For the suggested layout the input window of the cold calibration load must be transparent for all operating frequencies. The alternative is to calibrate the window loss vs. frequency to correct for the effective calibration load temperature at every frequency. This also requires monitoring of the window ambient temperature for accurate calibration.

Figure 7 Suggested LSA/MMA receiver layout. Each mixer in the drawing represents dual-polarization mixer unit.

Only one mixer (dual polarization frequency channel) is available at a time to be operated for the suggested receiver layout. Note, however, that the scheme provides easy and quick changing of the observation frequency by rotating the director plate without re-pointing the antenna (64 antennas must be re-pointed for the entire instrument otherwise!). The receiver employing the suggested layout can not be operated in a multifrequency observation mode. However, the off-axis feed can not provide multifrequency operation either due to pointing of the channels on the different sky positions unless very unlikely event of pointing two channels at the two different objects of interest.

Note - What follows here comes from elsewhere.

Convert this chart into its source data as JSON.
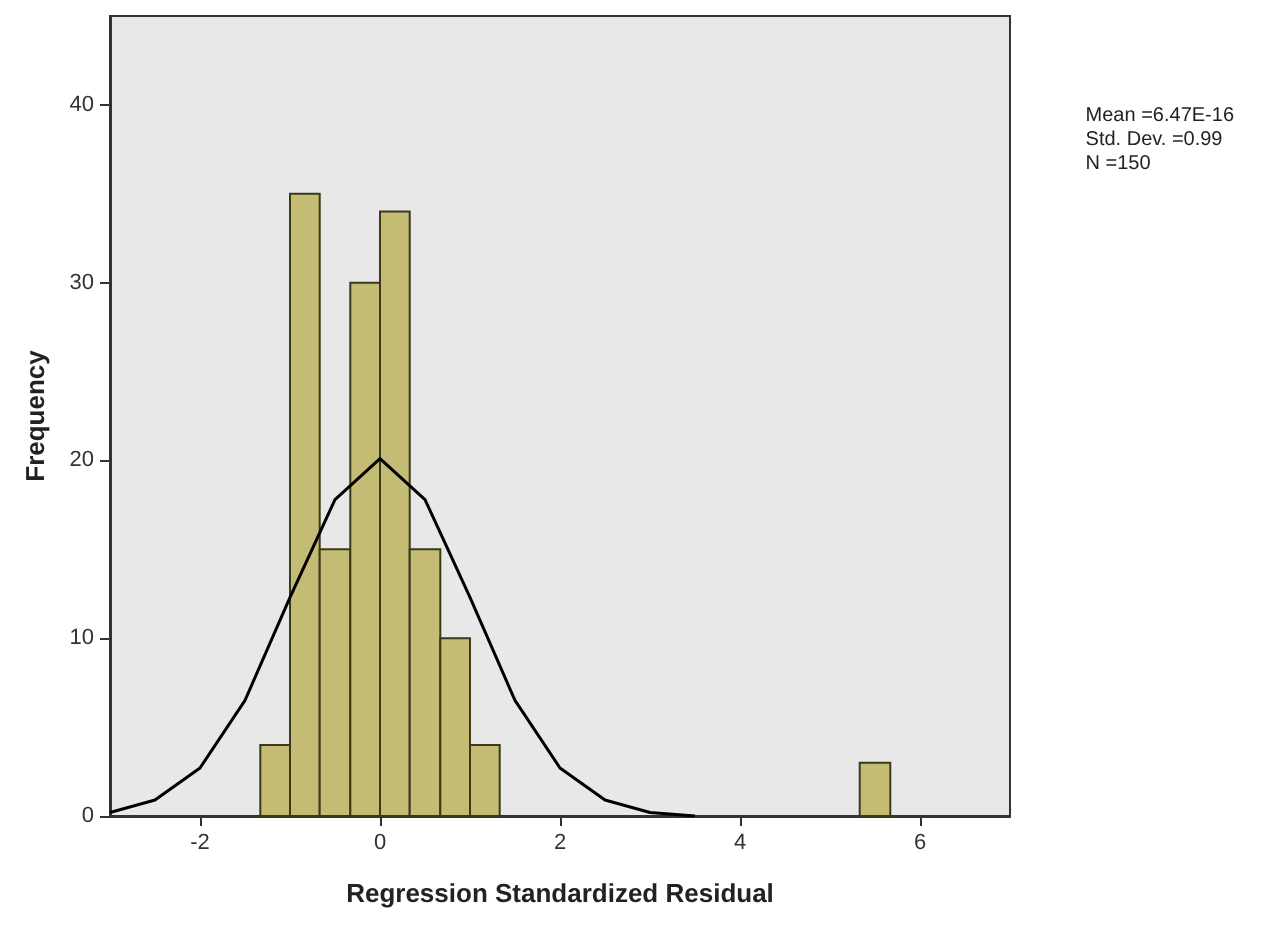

If the multifrequency observation is of a high priority, this can be realized by introducing a polarization splitting grid in front of the receiver at 45^o to the beam direction. The receivers with the layout presented at Figure 7 made as a single polarization receiver should be connected to each port of the polarization splitter (grid). The multifrequency operation will be provided by the two receivers for any combination of the frequencies via the split polarization and at the expense of Ö 2 loss in the sensitivity compare to the dual polarization observation.

Acknowledgements

Author would like to thank Professor Roy Booth, Onsala Space Observatory Director, for his current push of the work for the LSA Project and decent help in assessing the problems. Dr. S. Torchinsky (University of Calgary) helped a lot in understanding quasioptical problems during our joint and collaborative work on FIRST HIFI. Author would like to acknowledge extremely useful discussions with Dr. A.R Kerr and Dr. S.-K. Pan (NRAO, CDL).